P/1 – Teve um momento que te marcou? O senhor tá falando... Existe algum dia que foi extremamente especial, que o senhor falou: “É isso que eu quero para minha vida”? O senhor lembra de alguma história que tenha te marcado a esse ponto?
R – Veja bem, o que me marcou para eu ter me envolvido nesse trabalho, envolvido a minha esposa, envolvido muitos amigos, envolvido muitas organizações como Rotary, o Lions, o hospital da cidade e o próprio Poder Público, foi que eu achei que eu não precisaria de mais nada, num momento da minha vida eu achei que eu não tinha tanta necessidade da força econômica, eu achei que eu já tinha chegado no ponto máximo, mas mais tarde eu fui ver que essa não era a grande realidade.
P/1 – E as pessoas desse local, como elas eram?
R – Todas as pessoas rigorosamente simples, né, e moldadas por medo, moldadas por uma cultura de não enfrentar, uma cultura de dependência política, uma cultura atrelada a você não conhecer os seus direitos, então uma das grandes frases que a gente usava era: “Dividir responsabilidades e aprimorar o desenvolvimento, e o nosso trabalho é para que vocês andem pelas próprias pernas, para que vocês cresçam por vocês, para que você percam esse medo, porque essa coragem, ela não é uma coragem terrorista, é uma coragem de vida, de crescimento, de conhecimento”. Então a gente investiu muito nesse discurso do conhecimento, não de colocar um contra o outro, mas mostrar: “Você pode, você é capaz”.

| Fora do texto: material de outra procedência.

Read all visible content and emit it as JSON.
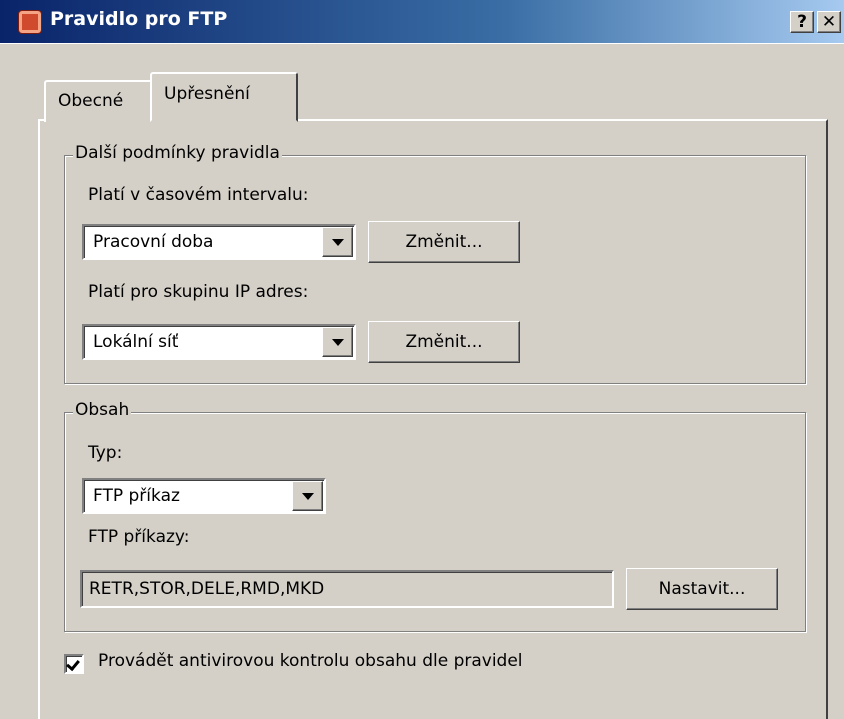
{
  "window": {
    "title": "Pravidlo pro FTP",
    "help_button": "?",
    "close_button": "✕"
  },
  "tabs": [
    {
      "label": "Obecné",
      "active": false
    },
    {
      "label": "Upřesnění",
      "active": true
    }
  ],
  "conditions_group": {
    "legend": "Další podmínky pravidla",
    "time_label": "Platí v časovém intervalu:",
    "time_value": "Pracovní doba",
    "time_change_button": "Změnit...",
    "ip_label": "Platí pro skupinu IP adres:",
    "ip_value": "Lokální síť",
    "ip_change_button": "Změnit..."
  },
  "content_group": {
    "legend": "Obsah",
    "type_label": "Typ:",
    "type_value": "FTP příkaz",
    "commands_label": "FTP příkazy:",
    "commands_value": "RETR,STOR,DELE,RMD,MKD",
    "set_button": "Nastavit..."
  },
  "antivirus": {
    "label": "Provádět antivirovou kontrolu obsahu dle pravidel",
    "checked": true
  }
}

P/1 – Quanto tempo o senhor ficou nesse local?
R – Quinze anos.
P/1 – E nesses quinze anos o senhor trabalhava, era voluntário, como era?
R – Nesses quinze anos eu sempre fiz São Paulo – zona rural de Atibaia, eu ia e vinha, fiquei lá cinco anos, depois voltei para São Paulo, mas continuei fazendo os trabalhos nos finais de semana, sempre de sexta, sábado e domingo.
P/1 – E a diferença que o senhor sentia entre o cotidiano de São Paulo, essa turbulência e Atibaia?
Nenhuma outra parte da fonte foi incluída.